A Racket-tailed Drongo flew over my head even before I picked up my binoculars. I had just spotted a few hornbills and could not contain my excitement, when the owner of the homestay politely interrupted my bird-watching. I was in her sprawling farm house at Sawantwadi in Sindhudurg district of Maharashtra, barely a couple of hours away from Goa.
Sipping kokum sharbat and munching on delicious poha, I asked her if there are only Sawants in this vadi, or cluster of villages. She laughed and said: “No, but we are a royal clan, and we are ruled by the Bhonsles. Didn’t you see the palace en route?” I recalled the shadow of a monument standing tall against the dusky sky, and she promised to take me there. Sawantwadi, I was told, was the former capital of the Kingdom of Sawantwadi, which included parts of North Goa and Sindhudurg. Later, when the Portuguese colonised India, parts of Goa went under their rule, and Sawantwadi came under the Bhonsles, who fled the Portuguese regime.
The Bhonsles brought with them the arts and crafts, and even today, the Queen, Satvashila Devi, promotes them. The town is famous for its wooden toys. However, what really fascinated me was the 350-year-old hand-made ganjifa cards, made from circular pieces of paper — the cards are an ancient game that date back to the days of the Mahabharatha. The 10 avtaars of Vishnu are painted intricately on these cards.

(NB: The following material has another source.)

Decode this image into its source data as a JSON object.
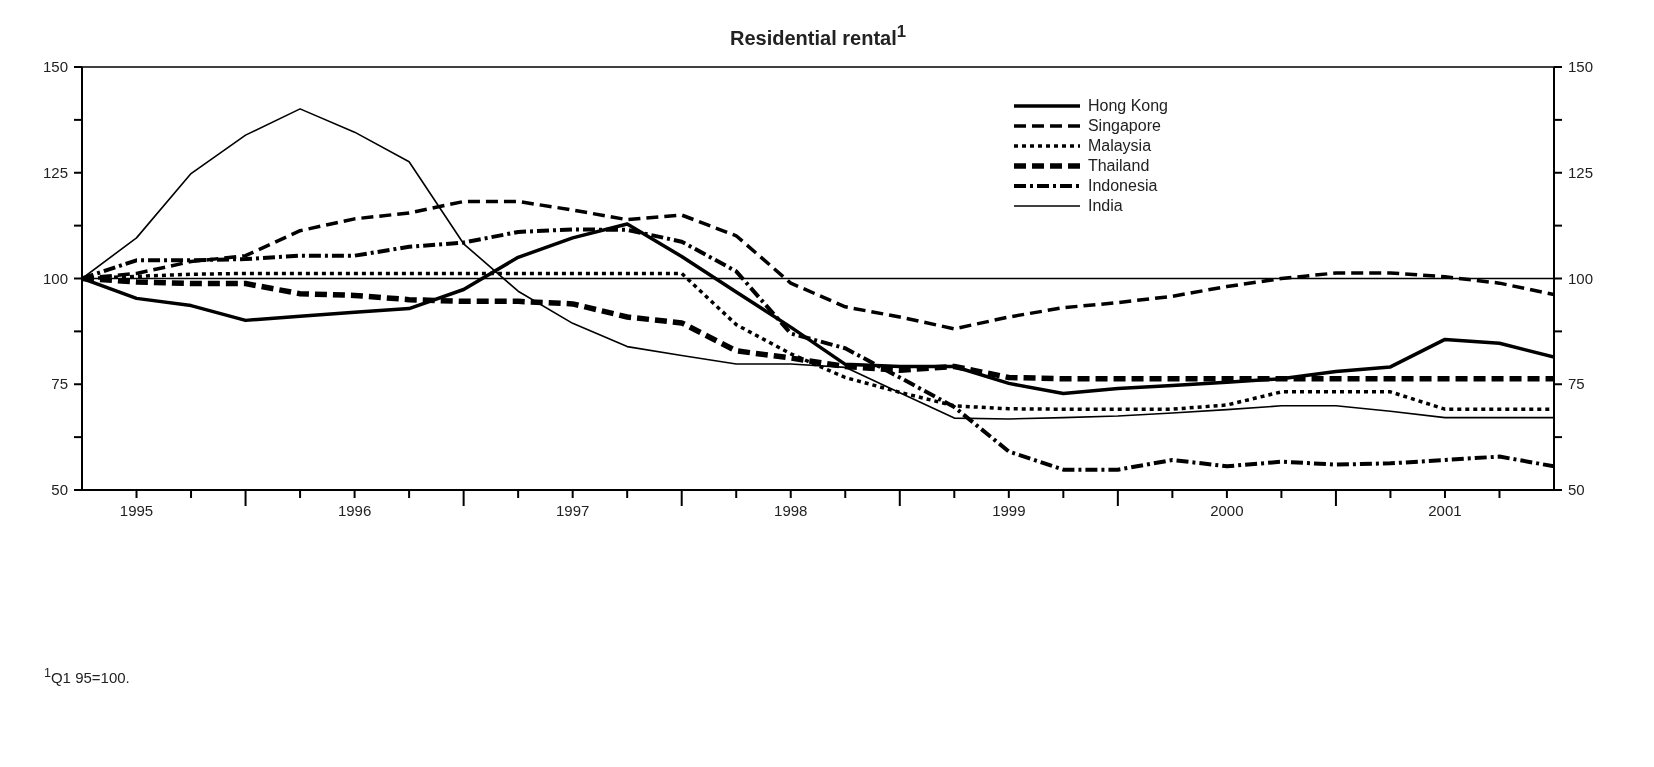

I went to the palace in the afternoon. A beautiful façade of red laterite stone stood magnificently against the backdrop of the Moti Talao, or the pearl lake. Built in the era of Khem Sawant Bhonsale III (1755-1803), this is the royal residence of the queen. As I took a picture of the façade, I was interrupted by the Queen’s secretary, who told me that this portion of the palace was closed to tourists as it is the Queen’s residence. On learning that I am a travel writer, they took me inside and showed me the ganjifa cards. Artisans were at work painting them, and I learnt that quite a few families still thrive on this profession in Sawantwadi.